I come down in favor of keeping judicial review. Despite many bad decisions (see: Plessy vs. Ferguson or Korematsu vs. U.S.), the court has mostly been an articulate defender of the rule of law, and has often protected the rights of those who need protection. It has not been way ahead of its time or adequately removed from politics, but it has been an obstacle to rash congressional action. It’s hard to see what other institution could fill that role.
On the other hand, there are ways to modify judicial review.
You could, for instance, require a supermajority vote of seven justices (out of nine) to invalidate a law passed by legislatures.
Or the U.S. could emulate Canada. There, the high court may rule a law to be in violation of the Canadian Charter of Rights and Freedoms — but Parliament may reenact and enforce such a law anyway, as long as it declares it is doing so “notwithstanding” the court’s decision.
People might be less frustrated with the court if it was easier to pass constitutional amendments. Many wanted to do so after the Citizens United decision. But the barriers are so high that the Constitution has been amended only twice in the last 50 years. (Of course, lowering those barriers would itself require a constitutional amendment.)

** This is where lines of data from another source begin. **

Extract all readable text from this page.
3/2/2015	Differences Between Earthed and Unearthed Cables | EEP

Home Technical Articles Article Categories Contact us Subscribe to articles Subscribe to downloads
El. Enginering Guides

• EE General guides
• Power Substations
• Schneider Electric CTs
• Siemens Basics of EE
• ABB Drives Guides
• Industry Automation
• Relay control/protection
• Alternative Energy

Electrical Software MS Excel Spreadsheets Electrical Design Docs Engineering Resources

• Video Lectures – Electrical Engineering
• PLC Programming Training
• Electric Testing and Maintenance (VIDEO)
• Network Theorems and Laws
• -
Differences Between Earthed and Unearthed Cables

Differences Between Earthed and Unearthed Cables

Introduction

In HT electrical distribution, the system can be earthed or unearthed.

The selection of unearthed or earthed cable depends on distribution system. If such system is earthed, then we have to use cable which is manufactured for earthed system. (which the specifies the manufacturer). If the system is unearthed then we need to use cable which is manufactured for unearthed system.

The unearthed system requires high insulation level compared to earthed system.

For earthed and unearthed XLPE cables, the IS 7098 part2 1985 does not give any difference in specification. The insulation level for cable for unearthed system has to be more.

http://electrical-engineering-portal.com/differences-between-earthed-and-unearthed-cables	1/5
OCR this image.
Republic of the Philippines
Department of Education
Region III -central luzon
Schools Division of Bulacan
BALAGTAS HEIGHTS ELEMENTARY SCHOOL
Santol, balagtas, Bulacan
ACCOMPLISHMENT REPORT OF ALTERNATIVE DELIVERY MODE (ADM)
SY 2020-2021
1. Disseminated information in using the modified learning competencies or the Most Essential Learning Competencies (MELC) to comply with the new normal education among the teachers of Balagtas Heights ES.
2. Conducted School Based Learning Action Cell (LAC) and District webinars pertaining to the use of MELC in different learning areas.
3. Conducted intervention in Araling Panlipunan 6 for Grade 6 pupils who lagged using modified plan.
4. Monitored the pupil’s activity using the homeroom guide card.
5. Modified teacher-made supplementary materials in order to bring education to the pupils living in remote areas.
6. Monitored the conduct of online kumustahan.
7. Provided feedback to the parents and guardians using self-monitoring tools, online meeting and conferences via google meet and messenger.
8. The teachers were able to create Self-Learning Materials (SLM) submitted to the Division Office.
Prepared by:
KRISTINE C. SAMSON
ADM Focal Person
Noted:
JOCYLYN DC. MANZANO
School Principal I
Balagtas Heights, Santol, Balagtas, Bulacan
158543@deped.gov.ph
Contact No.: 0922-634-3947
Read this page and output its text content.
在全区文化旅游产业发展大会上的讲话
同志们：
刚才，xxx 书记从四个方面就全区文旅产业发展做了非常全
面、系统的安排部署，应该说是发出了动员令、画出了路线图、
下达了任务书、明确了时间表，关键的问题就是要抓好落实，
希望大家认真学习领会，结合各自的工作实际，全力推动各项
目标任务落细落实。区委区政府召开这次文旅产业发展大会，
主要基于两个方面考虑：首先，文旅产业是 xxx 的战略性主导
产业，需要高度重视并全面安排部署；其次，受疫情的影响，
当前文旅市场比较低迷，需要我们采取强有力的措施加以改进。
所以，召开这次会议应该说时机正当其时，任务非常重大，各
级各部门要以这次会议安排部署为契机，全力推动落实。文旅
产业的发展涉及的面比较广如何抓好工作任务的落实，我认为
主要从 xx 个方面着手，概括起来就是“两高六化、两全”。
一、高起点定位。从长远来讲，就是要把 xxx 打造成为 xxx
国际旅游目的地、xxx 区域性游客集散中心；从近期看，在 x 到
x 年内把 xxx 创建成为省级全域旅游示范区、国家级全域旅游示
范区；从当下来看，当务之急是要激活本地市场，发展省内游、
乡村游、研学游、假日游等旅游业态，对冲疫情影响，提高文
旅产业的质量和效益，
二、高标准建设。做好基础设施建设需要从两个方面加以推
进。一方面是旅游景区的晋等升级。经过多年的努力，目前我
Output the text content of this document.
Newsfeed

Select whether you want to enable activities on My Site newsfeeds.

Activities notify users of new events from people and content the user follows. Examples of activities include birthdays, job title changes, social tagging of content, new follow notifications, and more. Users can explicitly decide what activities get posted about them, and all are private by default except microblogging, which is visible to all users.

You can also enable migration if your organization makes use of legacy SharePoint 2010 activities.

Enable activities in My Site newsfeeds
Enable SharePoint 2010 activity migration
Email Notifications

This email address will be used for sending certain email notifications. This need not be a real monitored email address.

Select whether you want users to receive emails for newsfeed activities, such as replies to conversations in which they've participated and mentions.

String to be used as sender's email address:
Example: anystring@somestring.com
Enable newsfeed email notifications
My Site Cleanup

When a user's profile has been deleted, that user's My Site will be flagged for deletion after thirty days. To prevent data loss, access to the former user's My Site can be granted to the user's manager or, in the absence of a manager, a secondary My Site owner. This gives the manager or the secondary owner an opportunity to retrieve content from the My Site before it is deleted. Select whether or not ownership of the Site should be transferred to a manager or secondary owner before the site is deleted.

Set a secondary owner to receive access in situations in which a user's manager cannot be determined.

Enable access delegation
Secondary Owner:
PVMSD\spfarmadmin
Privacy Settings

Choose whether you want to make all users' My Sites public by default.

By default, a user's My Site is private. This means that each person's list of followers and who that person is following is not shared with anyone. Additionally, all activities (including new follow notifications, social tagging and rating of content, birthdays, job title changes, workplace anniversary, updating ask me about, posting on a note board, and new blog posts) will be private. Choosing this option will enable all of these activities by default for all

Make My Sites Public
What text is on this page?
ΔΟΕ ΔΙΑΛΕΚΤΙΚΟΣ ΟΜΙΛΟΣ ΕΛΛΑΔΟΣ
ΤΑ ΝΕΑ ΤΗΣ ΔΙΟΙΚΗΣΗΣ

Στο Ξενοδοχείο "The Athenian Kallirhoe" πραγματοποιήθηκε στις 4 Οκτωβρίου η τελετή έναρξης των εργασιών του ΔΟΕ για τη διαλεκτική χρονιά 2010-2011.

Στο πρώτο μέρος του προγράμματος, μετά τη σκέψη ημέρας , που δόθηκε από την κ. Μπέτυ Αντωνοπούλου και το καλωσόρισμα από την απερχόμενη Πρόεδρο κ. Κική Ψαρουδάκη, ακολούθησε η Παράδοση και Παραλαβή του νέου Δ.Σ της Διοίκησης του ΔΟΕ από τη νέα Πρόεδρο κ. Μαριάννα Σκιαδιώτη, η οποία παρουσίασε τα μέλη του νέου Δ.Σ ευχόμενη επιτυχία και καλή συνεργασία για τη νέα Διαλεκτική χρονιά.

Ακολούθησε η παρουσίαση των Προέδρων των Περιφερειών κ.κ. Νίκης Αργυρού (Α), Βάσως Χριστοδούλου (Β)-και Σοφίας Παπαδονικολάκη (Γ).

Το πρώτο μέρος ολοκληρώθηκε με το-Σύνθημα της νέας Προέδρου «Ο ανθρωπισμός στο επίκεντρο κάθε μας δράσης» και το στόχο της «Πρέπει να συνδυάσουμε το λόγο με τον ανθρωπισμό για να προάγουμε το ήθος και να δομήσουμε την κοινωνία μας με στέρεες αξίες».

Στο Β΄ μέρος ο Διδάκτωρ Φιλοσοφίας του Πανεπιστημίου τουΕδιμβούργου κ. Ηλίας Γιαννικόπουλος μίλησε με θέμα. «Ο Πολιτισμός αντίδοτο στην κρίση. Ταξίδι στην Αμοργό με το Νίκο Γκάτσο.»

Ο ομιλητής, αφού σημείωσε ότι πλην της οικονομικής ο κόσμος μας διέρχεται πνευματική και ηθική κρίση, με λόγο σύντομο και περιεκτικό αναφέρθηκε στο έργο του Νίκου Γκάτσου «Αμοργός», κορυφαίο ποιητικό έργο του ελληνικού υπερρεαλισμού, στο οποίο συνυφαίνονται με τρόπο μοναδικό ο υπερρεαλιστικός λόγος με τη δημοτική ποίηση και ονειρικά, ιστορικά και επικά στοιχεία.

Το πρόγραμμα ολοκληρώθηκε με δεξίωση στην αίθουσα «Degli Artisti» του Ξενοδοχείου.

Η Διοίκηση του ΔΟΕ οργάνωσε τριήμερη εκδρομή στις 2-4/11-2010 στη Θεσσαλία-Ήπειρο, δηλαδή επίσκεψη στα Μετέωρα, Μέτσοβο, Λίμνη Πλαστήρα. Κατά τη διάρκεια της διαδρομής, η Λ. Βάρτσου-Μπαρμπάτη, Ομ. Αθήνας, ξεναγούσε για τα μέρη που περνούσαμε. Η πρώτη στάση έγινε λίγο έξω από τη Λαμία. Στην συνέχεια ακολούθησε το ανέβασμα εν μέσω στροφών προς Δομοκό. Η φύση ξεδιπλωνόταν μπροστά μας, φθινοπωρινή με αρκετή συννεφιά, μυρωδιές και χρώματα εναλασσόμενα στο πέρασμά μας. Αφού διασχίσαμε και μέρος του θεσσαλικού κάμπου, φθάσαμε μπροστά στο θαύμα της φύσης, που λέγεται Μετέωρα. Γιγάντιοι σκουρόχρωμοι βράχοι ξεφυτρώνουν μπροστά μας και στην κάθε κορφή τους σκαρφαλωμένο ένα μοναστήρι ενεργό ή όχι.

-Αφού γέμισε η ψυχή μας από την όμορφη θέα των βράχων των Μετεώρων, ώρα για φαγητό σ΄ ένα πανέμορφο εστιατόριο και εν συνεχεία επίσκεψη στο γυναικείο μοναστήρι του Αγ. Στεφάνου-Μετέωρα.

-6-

I doubt judicial review is going away soon. It would be an awfully radical reform proposal to emerge from a relatively toothless commission. (The commission holds its next meeting on July 20.)
Still, the discussion is a healthy one. It serves as a warning to the justices to adhere to constitutional principle, restrain their personal, partisan opinions and defer, within reason, to Congress — or risk losing power.
And it is a reminder to all of us that American democracy is neither perfect nor beyond improvement.